You can always find a smaller and vastly wealthier subset, right until you're down to the single digits of people.

There's no dividing line like some people imagine, though; it's a continuous distribution that we're all somewhere (lower) on. Probably because it's produced by a random walk.

[–] [email protected] 5 points 1 day ago

Note the article is from two months ago, on October 10, but it's still relevant. I was confused when I saw Chrystia Freeland quoted.

[–] [email protected] 12 points 1 day ago (1 children)

Wealth inequality is flashy and gets all the attention, but at least in the short term the income version hurts way more people.

[–] [email protected] 7 points 1 day ago* (last edited 1 day ago) (1 children)

I think we focus on wealth inequality lately because we're all on the same page about income inequality, and also because a common argument against income inequality is that "but their income isn't that huge, they just have investments." Wealth inequality deals with that ackchyuallity.

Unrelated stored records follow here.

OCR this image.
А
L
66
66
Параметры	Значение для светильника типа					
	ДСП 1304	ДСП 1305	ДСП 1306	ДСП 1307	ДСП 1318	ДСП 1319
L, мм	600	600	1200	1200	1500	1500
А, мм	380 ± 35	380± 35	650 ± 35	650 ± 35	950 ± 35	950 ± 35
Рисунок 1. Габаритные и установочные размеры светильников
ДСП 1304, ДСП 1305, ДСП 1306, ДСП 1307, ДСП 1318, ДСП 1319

[–] [email protected] 1 points 8 hours ago* (last edited 7 hours ago) (1 children)

You think everyone is on the same page about that? People hate on billionaires all the time, but seem to be way more nuanced about someone who just makes a lot from their actual job. (And mostly ignore or avoid people who make way less)

[–] [email protected] 1 points 7 hours ago (1 children)

Are you talking about people in r/CanadaPost hating on posties for making more than minimum wage? πŸ₯Ή

[–] [email protected] 2 points 7 hours ago* (last edited 7 hours ago) (1 children)

A actually haven't been back to Reddit, but that sounds about right.

A good chunk of NIMBYism falls under there too. Middle-class Karen doesn't want cheap apartments or a homeless shelter anywhere near her, but has no better suggestions. If she wins and you're one of the people who needs that, it leaves you in a weird Kafkaesque limbo where you're told you have rights, but you're not really allowed to exist.

[–] [email protected] 1 points 4 hours ago* (last edited 3 hours ago)

Makes sense and form that perspective you're absolutely right. I wish people understood it's better for them when someone else in the working class is paid more. But for that to be commonplace, the idea that people aren't necessarily paid what they deserve has to take hold.